Vrije Universiteit Amsterdam

Persbericht
16-02-2010

Hoog armoederisico bij vrouwen

Kostwinnersmodel te snel ontmanteld

In de jaren negentig werd het risico van vrouwen om in de bijstand terecht te komen groter en we dachten altijd dat dit kwam door het kostwinnersmodel. De oorzaak van het risico zou kunnen zijn dat in de jaren tachtig het traditionele kostwinnerschapsysteem juist te snel werd ontmanteld. Dit is een van de conclusies uit het onderzoek van Myrtille Hellendoorn. Zij promoveert 18 februari aan de Vrije Universiteit.

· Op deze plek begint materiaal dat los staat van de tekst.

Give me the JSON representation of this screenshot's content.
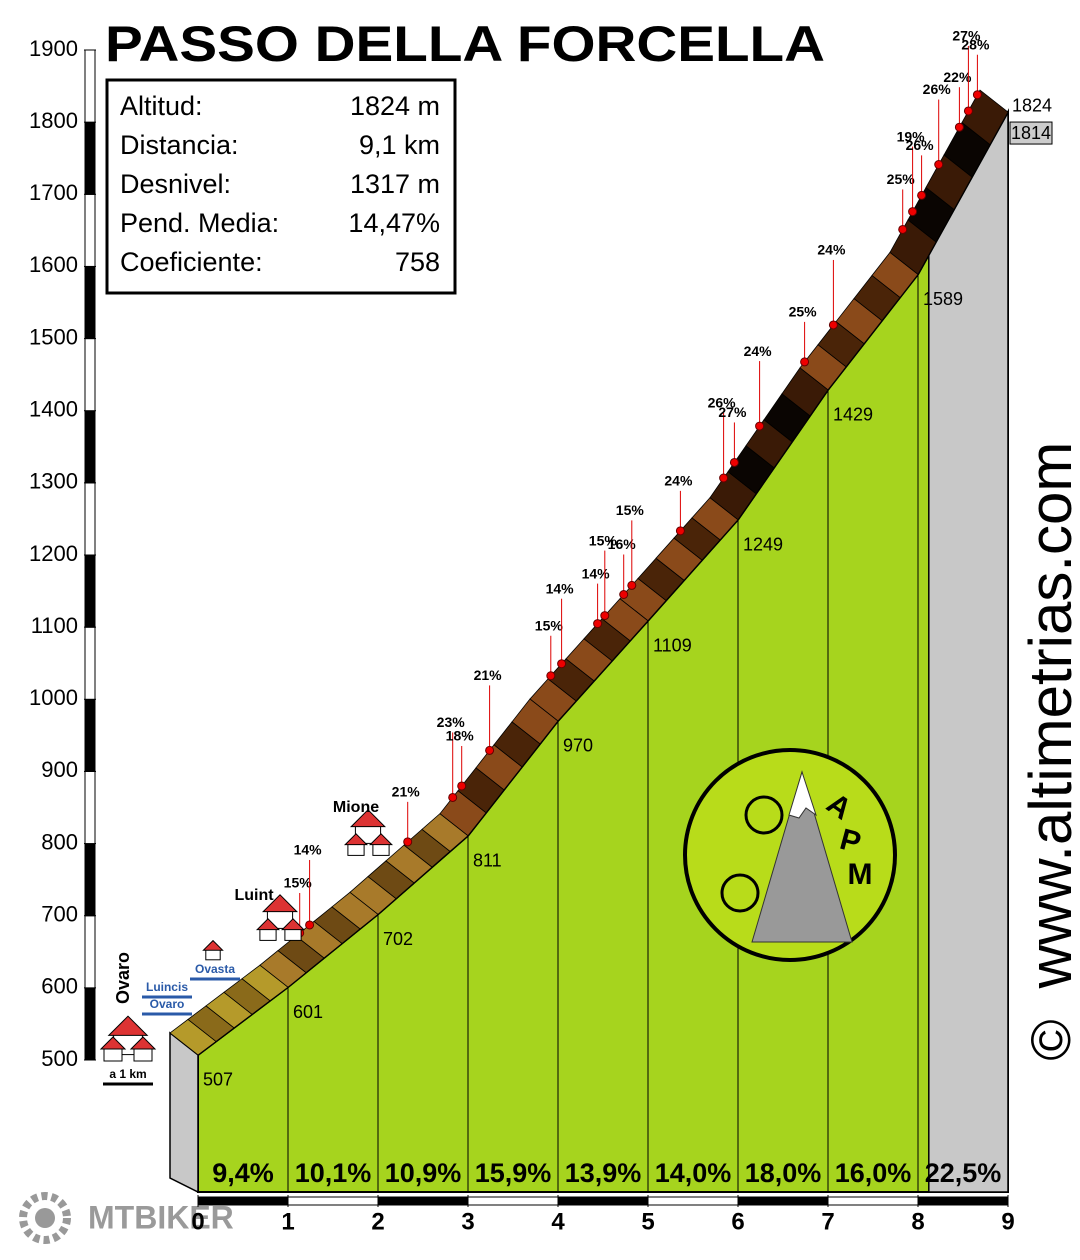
{
  "title": "PASSO DELLA FORCELLA",
  "info": [
    {
      "label": "Altitud:",
      "value": "1824 m"
    },
    {
      "label": "Distancia:",
      "value": "9,1 km"
    },
    {
      "label": "Desnivel:",
      "value": "1317 m"
    },
    {
      "label": "Pend. Media:",
      "value": "14,47%"
    },
    {
      "label": "Coeficiente:",
      "value": "758"
    }
  ],
  "chart_data": {
    "type": "climb-profile",
    "x": [
      0,
      1,
      2,
      3,
      4,
      5,
      6,
      7,
      8,
      9
    ],
    "values": [
      507,
      601,
      702,
      811,
      970,
      1109,
      1249,
      1429,
      1589,
      1814
    ],
    "summit": 1824,
    "xlim": [
      0,
      9
    ],
    "xticks": [
      0,
      1,
      2,
      3,
      4,
      5,
      6,
      7,
      8,
      9
    ],
    "ylim": [
      500,
      1900
    ],
    "yticks": [
      500,
      600,
      700,
      800,
      900,
      1000,
      1100,
      1200,
      1300,
      1400,
      1500,
      1600,
      1700,
      1800,
      1900
    ],
    "grades": {
      "values": [
        9.4,
        10.1,
        10.9,
        15.9,
        13.9,
        14.0,
        18.0,
        16.0,
        22.5
      ],
      "value_labels": [
        "9,4%",
        "10,1%",
        "10,9%",
        "15,9%",
        "13,9%",
        "14,0%",
        "18,0%",
        "16,0%",
        "22,5%"
      ]
    },
    "steep_points": {
      "x": [
        1.13,
        1.24,
        2.33,
        2.83,
        2.93,
        3.24,
        3.92,
        4.04,
        4.44,
        4.52,
        4.73,
        4.82,
        5.36,
        5.84,
        5.96,
        6.24,
        6.74,
        7.06,
        7.83,
        7.94,
        8.04,
        8.23,
        8.46,
        8.56,
        8.66
      ],
      "values": [
        15,
        14,
        21,
        23,
        18,
        21,
        15,
        14,
        14,
        15,
        16,
        15,
        24,
        26,
        27,
        24,
        25,
        24,
        25,
        19,
        26,
        26,
        22,
        27,
        28
      ],
      "value_labels": [
        "15%",
        "14%",
        "21%",
        "23%",
        "18%",
        "21%",
        "15%",
        "14%",
        "14%",
        "15%",
        "16%",
        "15%",
        "24%",
        "26%",
        "27%",
        "24%",
        "25%",
        "24%",
        "25%",
        "19%",
        "26%",
        "26%",
        "22%",
        "27%",
        "28%"
      ]
    }
  },
  "places": [
    "Ovaro",
    "Luint",
    "Mione"
  ],
  "signs": [
    "Luincis",
    "Ovaro",
    "Ovasta",
    "a 1 km"
  ],
  "logo": [
    "A",
    "P",
    "M"
  ],
  "website": "www.altimetrias.com",
  "copyright": "©",
  "brand": "MTBIKER"
}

Hellendoorn onderzocht of de neergang van het kostwinnerschapsysteem en de toename van de arbeidsparticipatie van vrouwen ook de economische positie van vrouwen verbeterd heeft. Zij bekeek daarvoor de periode 1950-1990, waarin hoogtepunt en neergang van het kostwinnerstelsel zich afspeelden.

Hellendoorn definieert economische positie als de relatieve inkomenspositie van vrouwen in verschillende levensfasen. Data van het CBS laten zien dat inkomensverschillen tussen vrouwen in de jaren tachtig groter werden. Daarnaast ging het gemiddelde inkomen van vrouwen met zorgtaken en die niet (meer) beschikken over het inkomen van een medekostwinner relatief achteruit. Kennelijk waren de huwelijksgerelateerde inkomensbronnen die traditioneel tegenover de zorg voor afhankelijken stonden (zoals partnerpensioen, weduwe-uitkeringen, alimentatie, sociale uitkeringen, bijstandsuitkeringen), gemiddeld sneller afgenomen dan zij konden compenseren door nieuwe bronnen van inkomen. Terwijl vaak wordt gesteld dat de oorzaak van het hoge armoederisico van vrouwen ligt in het traditionele kostwinnerschapsysteem, zou het wel eens nauwkeuriger kunnen zijn om te zeggen dat dit risico in de jaren tachtig juist ontstond door de snelle ontmanteling daarvan.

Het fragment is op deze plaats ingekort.